Spalletti: “ci giochiamo qualificazione in Champions League”

“Timori nerazzurri? Nessuno. Gli aspetti che mi danno fiducia è che ho visto cose importanti ritrovate e ho visto anche cose nuove; e ce l’andiamo a giocare la qualificazione alla prossima Champions League contro degli avversari forti che stanno passando anche loro un periodo interessante, positivo. E’ difficile però arrivare nelle prime quattro posizioni”. Lo ha detto il tecnico dell’Inter Luciano Spaletti parlando con i giornalisti al Centro Tecnico Federale di Coverciano (Firenze) a margine della cerimonia di consegna dei premi Panchina d’oro per la stagione 2016/17.

“Secondo me come Inter siamo ancora in tempo per evidenziare una qualità costante di squadra, un lavoro effettuato e che sul quale ci si possa costruire qualcosa e che poi tale cosa emerga -ha aggiunto Spalletti-. Un qualcosa di più basato e radicato”.
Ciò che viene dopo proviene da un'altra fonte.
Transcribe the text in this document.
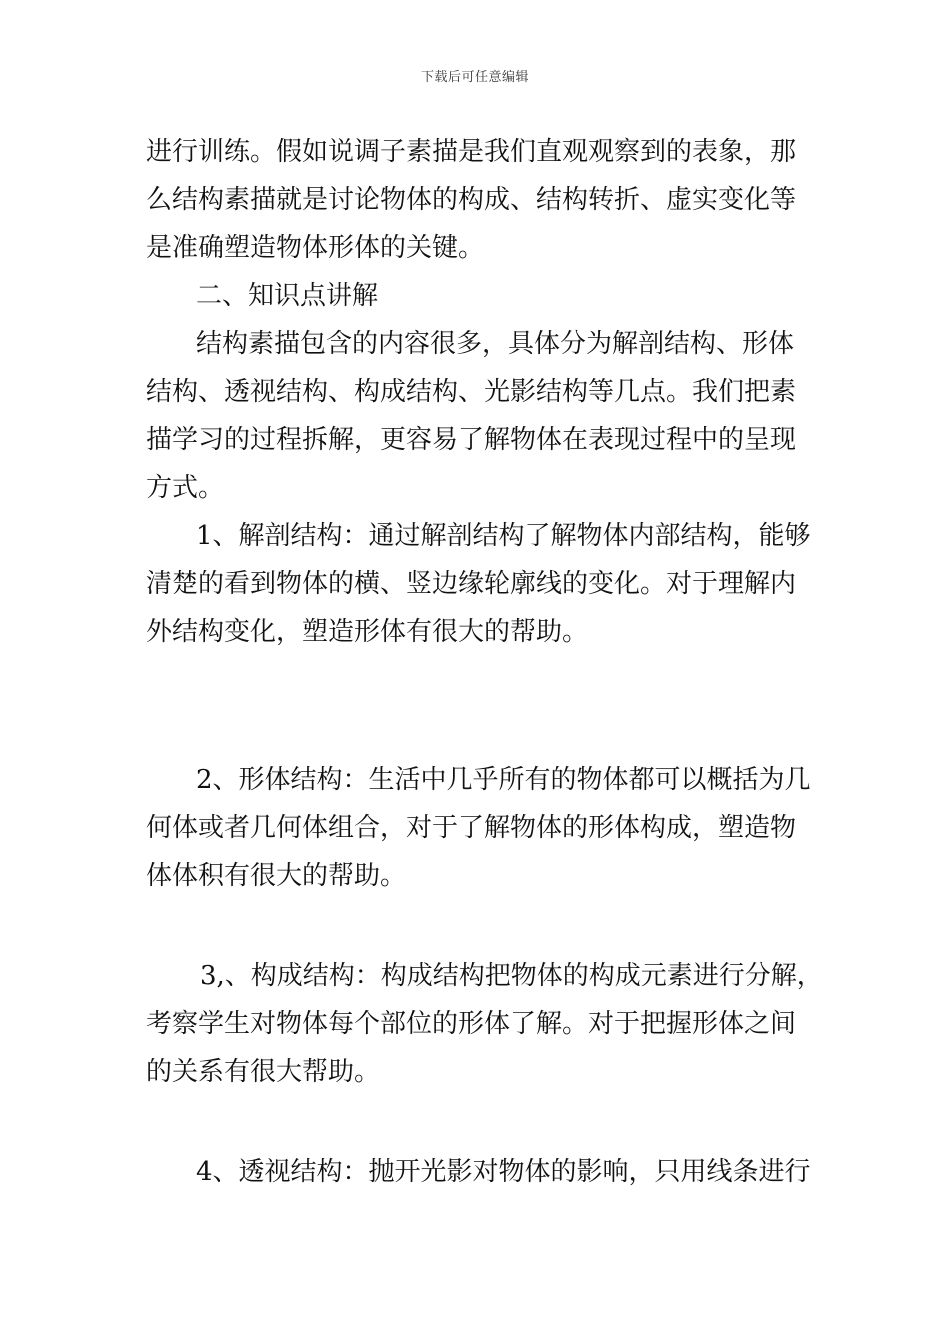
下载后可任意编辑
进行训练。假如说调子素描是我们直观观察到的表象，那
么结构素描就是讨论物体的构成、结构转折、虚实变化等
是准确塑造物体形体的关键。
二、知识点讲解
结构素描包含的内容很多，具体分为解剖结构、形体
结构、透视结构、构成结构、光影结构等几点。我们把素
描学习的过程拆解，更容易了解物体在表现过程中的呈现
方式。
1、解剖结构：通过解剖结构了解物体内部结构，能够
清楚的看到物体的横、竖边缘轮廓线的变化。对于理解内
外结构变化，塑造形体有很大的帮助。
2、形体结构：生活中几乎所有的物体都可以概括为几
何体或者几何体组合，对于了解物体的形体构成，塑造物
体体积有很大的帮助。
3,、构成结构：构成结构把物体的构成元素进行分解，
考察学生对物体每个部位的形体了解。对于把握形体之间
的关系有很大帮助。
4、透视结构：抛开光影对物体的影响，只用线条进行
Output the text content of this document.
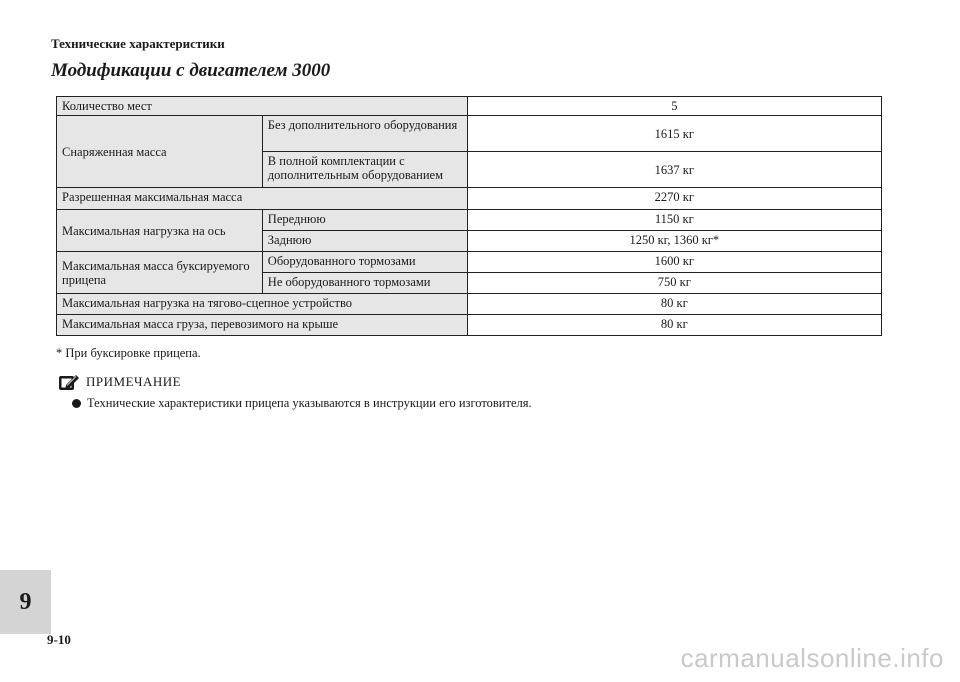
Технические характеристики
Модификации с двигателем 3000
Количество мест		5
Снаряженная масса	Без дополнительного оборудования	1615 кг
	В полной комплектации с дополнительным оборудованием	1637 кг
Разрешенная максимальная масса		2270 кг
Максимальная нагрузка на ось	Переднюю	1150 кг
	Заднюю	1250 кг, 1360 кг*
Максимальная масса буксируемого прицепа	Оборудованного тормозами	1600 кг
	Не оборудованного тормозами	750 кг
Максимальная нагрузка на тягово-сцепное устройство		80 кг
Максимальная масса груза, перевозимого на крыше		80 кг
* При буксировке прицепа.
ПРИМЕЧАНИЕ
Технические характеристики прицепа указываются в инструкции его изготовителя.
9
9-10
carmanualsonline.info
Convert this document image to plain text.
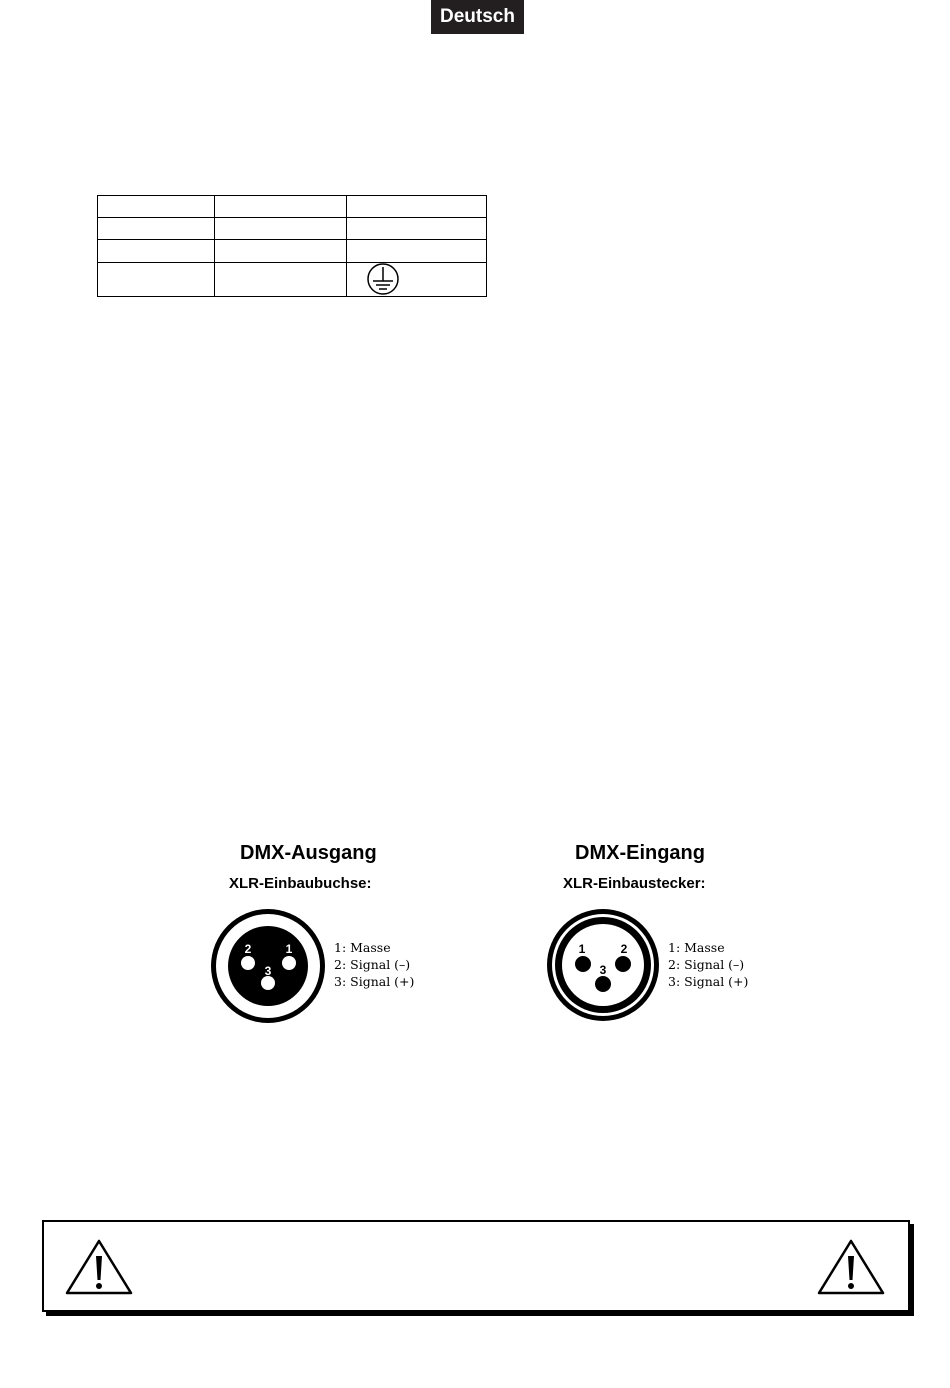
Deutsch

DMX-Ausgang
XLR-Einbaubuchse:
2	1
3
1: Masse
2: Signal (–)
3: Signal (+)
DMX-Eingang
XLR-Einbaustecker:
1	2
3
1: Masse
2: Signal (–)
3: Signal (+)
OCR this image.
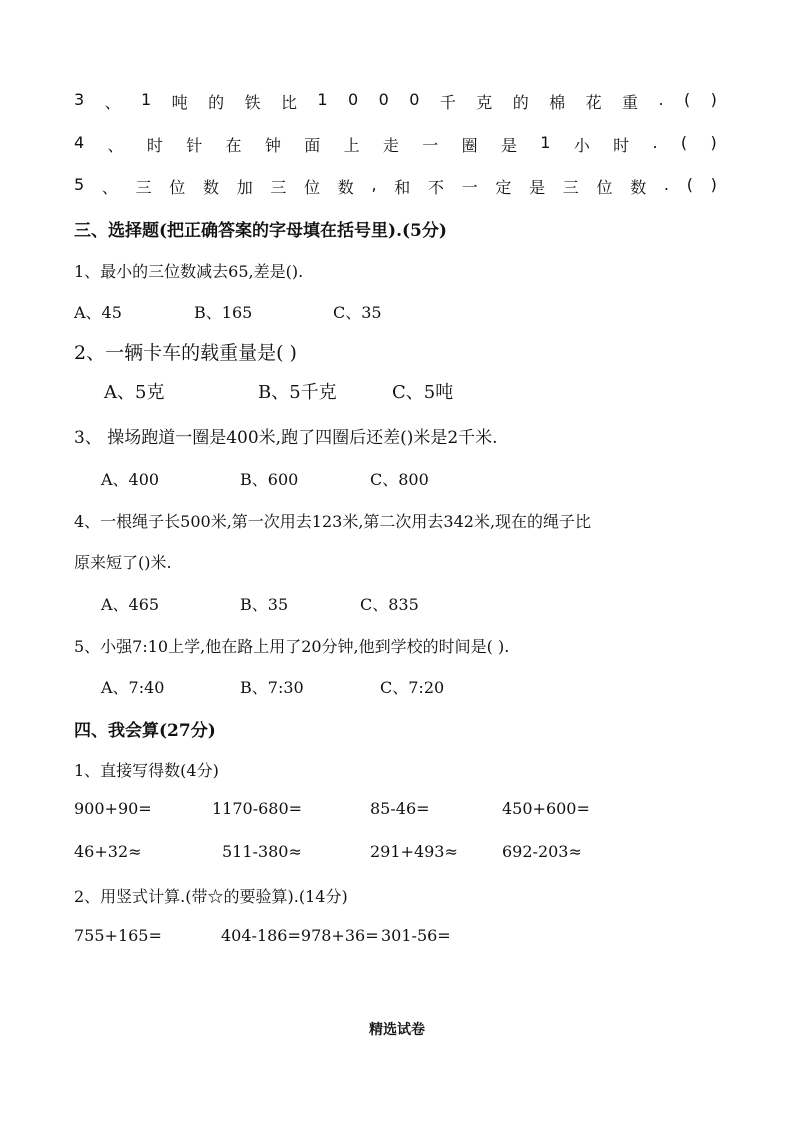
3 、 1 吨 的 铁 比 1 0 0 0 千 克 的 棉 花 重 . ( )
4 、 时 针 在 钟 面 上 走 一 圈 是 1 小 时 . ( )
5 、 三 位 数 加 三 位 数 , 和 不 一 定 是 三 位 数 . ( )
三、选择题(把正确答案的字母填在括号里).(5分)
1、最小的三位数减去65,差是().
A、45	B、165	C、35
2、一辆卡车的载重量是( )
A、5克	B、5千克	C、5吨
3、 操场跑道一圈是400米,跑了四圈后还差()米是2千米.
A、400	B、600	C、800
4、一根绳子长500米,第一次用去123米,第二次用去342米,现在的绳子比
原来短了()米.
A、465	B、35	C、835
5、小强7:10上学,他在路上用了20分钟,他到学校的时间是( ).
A、7:40	B、7:30	C、7:20
四、我会算(27分)
1、直接写得数(4分)
900+90=	1170-680=	85-46=	450+600=
46+32≈	511-380≈	291+493≈	692-203≈
2、用竖式计算.(带☆的要验算).(14分)
755+165=	404-186=978+36= 301-56=
精选试卷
Ai cronisti che gli chiedevano se fosse rimasto sorpreso dalla recente mancata convocazione con la Nazionale argentina di Mauro Icardi, Luciano Spalletti ha risposto: “Secondo me non ha fatto parte di  questa convocazione perché veniva da un infortunio, e perché è facile individuare la sua forza se hai a che fare con lui. Le sue potenzialità te le spiattella sul tavolo senza interpretare niente”.

“Non c’è niente da guardare con Icardi -ha aggiunto Spalletti-. In lui c’è la perfetta conoscenza, mentre il c.t. dell’Argentina, ad esempio a Lautaro Martinez, dà una possibilità di  approfondimento. In prospettiva Mondiale me lo aspetto certamente Icardi nell’Argentina”.

Spalletti poi ha parlato della doppia sfida Italia-Spagna in chiave
Champions League. “E’ vero che noi bisogna essere preoccupati perché sono venute fuori dall’urna due squadre importanti, ma se vado a domandarlo all’allenatore del Barcellona e del Real Madrid, vedrete che hanno gli stessi problemi che abbiamo noi a parlare di loro -ha proseguito Spalletti-. Sono convintissimo che lo scarto nelle due partite è talmente minimo che poi il momento e l’episodio te lo azzerano in un attimo”.

Sul nuovo commissario tecnico per la Nazionale azzurra, Luciano
Spalletti ha osservato: “Io penso che in questo momento qui ci
vorrebbe Ancelotti, però tutti gli altri nomi che si fanno sono di
altissimo valore, come anche Di Biagio. E’ un allenatore che ha un suo passato, una sua storia e che conosce quello che è il lavoro che deve fare”.